Best advice: Centralize your accounting practices so that ordering and accounts payable are properly cross-checked.

Overpayment scams

A “customer” calls your business wanting to place a very large order. He or she wants to pay with a credit card or check but has some reason for wanting to overpay, such as the need to pay cash to a third-party delivery company. However, the third party is actually a co-conspirator, and the credit card is stolen or the check is phony. By the time your accounting department figures this out, the overpayment amount has already been wired and you are out of luck.

Best advice: If a customer overpays, do not accept a check, and be sure to ask for the three-digit security code and customer service number on the back of the card.

Vanity awards

While we all appreciate the opportunity to be recognized for outstanding work, be aware that some awards are just moneymaking schemes with no actual merit.
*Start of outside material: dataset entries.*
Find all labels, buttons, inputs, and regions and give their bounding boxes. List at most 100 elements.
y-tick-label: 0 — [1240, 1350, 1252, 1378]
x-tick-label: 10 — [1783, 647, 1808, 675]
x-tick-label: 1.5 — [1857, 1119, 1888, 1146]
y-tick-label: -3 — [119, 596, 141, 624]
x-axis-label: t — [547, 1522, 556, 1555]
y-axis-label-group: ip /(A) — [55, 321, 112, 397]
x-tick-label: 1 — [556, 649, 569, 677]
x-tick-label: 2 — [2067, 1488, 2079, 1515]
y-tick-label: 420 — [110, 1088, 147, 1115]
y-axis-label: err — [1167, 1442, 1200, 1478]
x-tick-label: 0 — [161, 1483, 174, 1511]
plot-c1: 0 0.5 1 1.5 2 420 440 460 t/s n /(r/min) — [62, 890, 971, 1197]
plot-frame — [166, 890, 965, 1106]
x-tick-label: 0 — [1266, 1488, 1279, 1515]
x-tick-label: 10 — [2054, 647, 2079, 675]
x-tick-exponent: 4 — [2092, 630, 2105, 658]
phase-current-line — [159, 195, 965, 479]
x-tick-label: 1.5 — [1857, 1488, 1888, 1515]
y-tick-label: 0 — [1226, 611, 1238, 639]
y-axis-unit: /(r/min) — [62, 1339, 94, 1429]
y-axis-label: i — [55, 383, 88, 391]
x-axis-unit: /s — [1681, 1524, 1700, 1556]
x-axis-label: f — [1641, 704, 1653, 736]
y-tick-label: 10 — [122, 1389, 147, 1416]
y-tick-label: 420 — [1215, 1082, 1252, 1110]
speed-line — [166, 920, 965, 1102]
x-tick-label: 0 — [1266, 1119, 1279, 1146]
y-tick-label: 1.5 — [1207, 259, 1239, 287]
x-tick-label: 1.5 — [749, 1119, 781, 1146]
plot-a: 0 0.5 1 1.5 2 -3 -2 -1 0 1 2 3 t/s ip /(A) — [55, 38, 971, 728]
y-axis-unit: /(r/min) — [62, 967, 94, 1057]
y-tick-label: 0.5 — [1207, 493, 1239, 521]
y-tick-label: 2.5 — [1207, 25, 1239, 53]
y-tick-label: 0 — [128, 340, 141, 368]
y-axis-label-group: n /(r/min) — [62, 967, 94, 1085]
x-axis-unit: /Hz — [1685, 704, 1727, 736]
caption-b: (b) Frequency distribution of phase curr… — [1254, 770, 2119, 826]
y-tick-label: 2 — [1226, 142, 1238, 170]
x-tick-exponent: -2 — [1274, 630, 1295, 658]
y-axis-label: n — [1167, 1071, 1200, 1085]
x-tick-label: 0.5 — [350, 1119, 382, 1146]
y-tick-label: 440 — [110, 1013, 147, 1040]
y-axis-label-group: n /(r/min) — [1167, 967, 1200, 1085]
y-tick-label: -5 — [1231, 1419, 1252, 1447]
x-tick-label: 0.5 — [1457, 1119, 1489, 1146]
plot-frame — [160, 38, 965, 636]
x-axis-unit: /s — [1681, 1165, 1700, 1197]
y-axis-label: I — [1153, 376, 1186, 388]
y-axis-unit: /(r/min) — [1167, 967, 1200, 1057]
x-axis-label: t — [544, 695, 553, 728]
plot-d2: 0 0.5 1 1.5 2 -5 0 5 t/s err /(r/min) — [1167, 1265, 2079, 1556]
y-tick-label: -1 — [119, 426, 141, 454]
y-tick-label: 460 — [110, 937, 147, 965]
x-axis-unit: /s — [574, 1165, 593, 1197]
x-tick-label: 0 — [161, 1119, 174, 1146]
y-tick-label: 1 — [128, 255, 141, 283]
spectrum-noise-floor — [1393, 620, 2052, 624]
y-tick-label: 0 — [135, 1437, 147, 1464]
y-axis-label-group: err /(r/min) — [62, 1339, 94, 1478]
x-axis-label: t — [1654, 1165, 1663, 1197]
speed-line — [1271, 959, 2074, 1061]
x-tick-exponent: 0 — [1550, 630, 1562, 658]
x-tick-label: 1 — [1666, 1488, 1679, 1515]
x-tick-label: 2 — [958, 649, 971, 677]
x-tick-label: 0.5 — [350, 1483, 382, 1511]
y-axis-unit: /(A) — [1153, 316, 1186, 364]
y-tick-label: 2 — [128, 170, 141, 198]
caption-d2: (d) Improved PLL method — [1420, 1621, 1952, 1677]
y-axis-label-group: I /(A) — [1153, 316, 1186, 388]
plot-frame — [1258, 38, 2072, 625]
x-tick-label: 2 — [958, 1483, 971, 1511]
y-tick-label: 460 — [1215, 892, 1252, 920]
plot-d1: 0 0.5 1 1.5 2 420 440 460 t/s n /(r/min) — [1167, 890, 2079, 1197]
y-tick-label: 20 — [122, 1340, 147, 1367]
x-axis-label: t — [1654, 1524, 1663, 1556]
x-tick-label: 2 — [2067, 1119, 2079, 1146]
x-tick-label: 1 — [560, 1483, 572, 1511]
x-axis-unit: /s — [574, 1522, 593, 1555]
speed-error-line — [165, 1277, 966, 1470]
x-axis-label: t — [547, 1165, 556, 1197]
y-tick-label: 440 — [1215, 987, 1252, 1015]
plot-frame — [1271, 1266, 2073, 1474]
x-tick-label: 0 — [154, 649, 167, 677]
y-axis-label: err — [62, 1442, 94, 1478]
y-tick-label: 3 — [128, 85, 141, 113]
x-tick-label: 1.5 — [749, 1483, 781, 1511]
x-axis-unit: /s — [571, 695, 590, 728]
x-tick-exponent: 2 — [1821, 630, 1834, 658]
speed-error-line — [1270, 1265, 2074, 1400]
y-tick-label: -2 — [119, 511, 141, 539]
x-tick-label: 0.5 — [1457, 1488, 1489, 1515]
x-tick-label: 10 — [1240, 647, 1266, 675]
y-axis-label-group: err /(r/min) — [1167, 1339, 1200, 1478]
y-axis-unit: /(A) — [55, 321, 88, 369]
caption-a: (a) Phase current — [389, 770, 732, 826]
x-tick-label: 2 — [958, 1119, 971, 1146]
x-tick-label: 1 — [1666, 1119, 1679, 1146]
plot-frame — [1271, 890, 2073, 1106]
Best advice: If you are approached about receiving a business or leadership award, investigate the organization and ask how you were nominated. Be especially cautious if you are asked to pay for the “award.”

Stolen identity

Just like individuals, companies are at risk for identity theft. The scammers may even go as far as posing as your company for the purpose of ripping off consumers.

Best advice: Just like you safeguard your personal identity, keep your business identity safe by shredding documents and safeguarding customer information.

 

Directory scams

A perennial problem that has plagued businesses for decades involves deceptive sales for directories. Commonly, the scammer will call the business claiming he or she just wants to update the company’s information or entry in an online directory. The business is later billed hundreds of dollars for listing services.

Best advice: Be cautious of all callers asking to update company information. Don’t pay an invoice for services you did not authorize, and investigate suspicious charges and invoices.

Regulatory compliance scams

Scammers are keenly aware that businesses work hard to comply with state and federal regulations. These scams include the sale of posters that may be required to be posted at your place of business. What you need to know, however, is that these posters are available from state and federal agencies at no charge. Scammers will also try to charge you for a required “state filing” that may not apply to your business, and if it does, it can likely be done for a fraction of what the scam artist is charging.

Best advice: Check with regulatory authorities when you receive anything official-looking in the mail. Know what is actually required of your business in order to be compliant.

Kimberly Hazen is the regional director of the Wisconsin Better Business Bureau.